Assessing the toxicity of traffic-derived air pollution using a primary human air-liquid interface airway in vitro model

Traffic-derived air pollution (TDAP) frequently exceeds the 2021 World Health Organization air quality guideline levels and is linked to respiratory diseases through molecular mechanisms such as oxidative stress and inflammation. To determine these mechanisms without relying on animal models and inter-species extrapolation, physiologically relevant human in vitro models are promising tools. We sought to investigate the oxidative stress and inflammatory responses to TDAP in a co-culture model of the human lung. Additionally, we aimed to examine the variability arising from different exposure days and across primary human in vitro models from different donors. Therefore, primary human bronchial epithelial cultures from three donors, each combined with primary alveolar macrophages, were exposed to a continuous flow of ambient TDAP from a high-traffic street in Düsseldorf, Germany on three consecutive days. A versatile aerosol concentration enrichment system was used to increase the fine particulate matter levels from 8 to 42 μg/cm² to 54–143 μg/cm². Gene expression of four oxidative stress markers and four inflammatory cytokines was analyzed by quantitative reverse transcriptase PCR. Compared to incubator controls, even low airflow itself induced the expression of the oxidative stress marker heme oxygenase 1 and the cytokines interleukin 8 and tumor necrosis factor alpha. TDAP exposure, compared to clean air controls, upregulated interleukin 6 in one of the three co-cultures.
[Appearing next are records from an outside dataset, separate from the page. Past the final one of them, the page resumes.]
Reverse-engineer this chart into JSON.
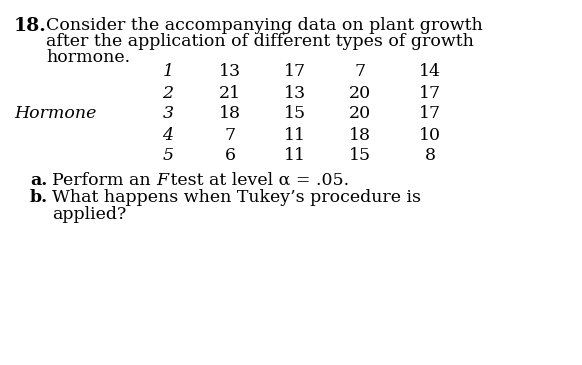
{
  "problem_number": "18.",
  "title_line1": "Consider the accompanying data on plant growth",
  "title_line2": "after the application of different types of growth",
  "title_line3": "hormone.",
  "hormone_label": "Hormone",
  "row_numbers": [
    "1",
    "2",
    "3",
    "4",
    "5"
  ],
  "table_data": [
    [
      13,
      17,
      7,
      14
    ],
    [
      21,
      13,
      20,
      17
    ],
    [
      18,
      15,
      20,
      17
    ],
    [
      7,
      11,
      18,
      10
    ],
    [
      6,
      11,
      15,
      8
    ]
  ],
  "bg_color": "#ffffff",
  "text_color": "#000000",
  "font_size": 12.5
}
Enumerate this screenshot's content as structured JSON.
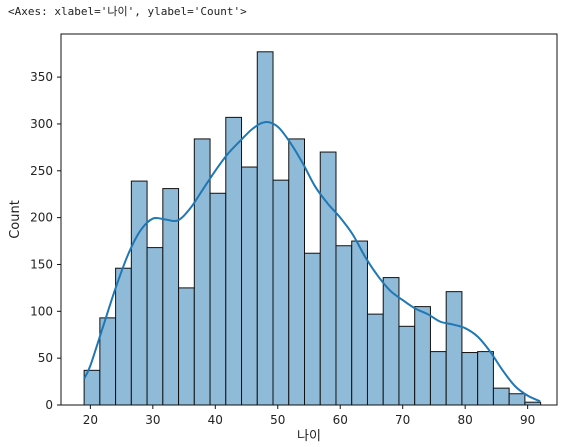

Because TDAP exposure had minimal effects, exposure day-specific responses could not be discerned. In four of twelve genes, we observe exposure-independet donor differences. Transcriptomic analysis suggested TDAP-induced differential expression of four lung disease-related genes which, however, could not be confirmed by qRT-PCR. Higher TDAP concentrations or repeated exposures may be required to detect robust effects in this system. Our findings highlight inter-donor variability, underscoring the need for larger donor panels. Future studies should also minimize background effects from airflow to enhance model reliability for real-time TDAP exposure studies.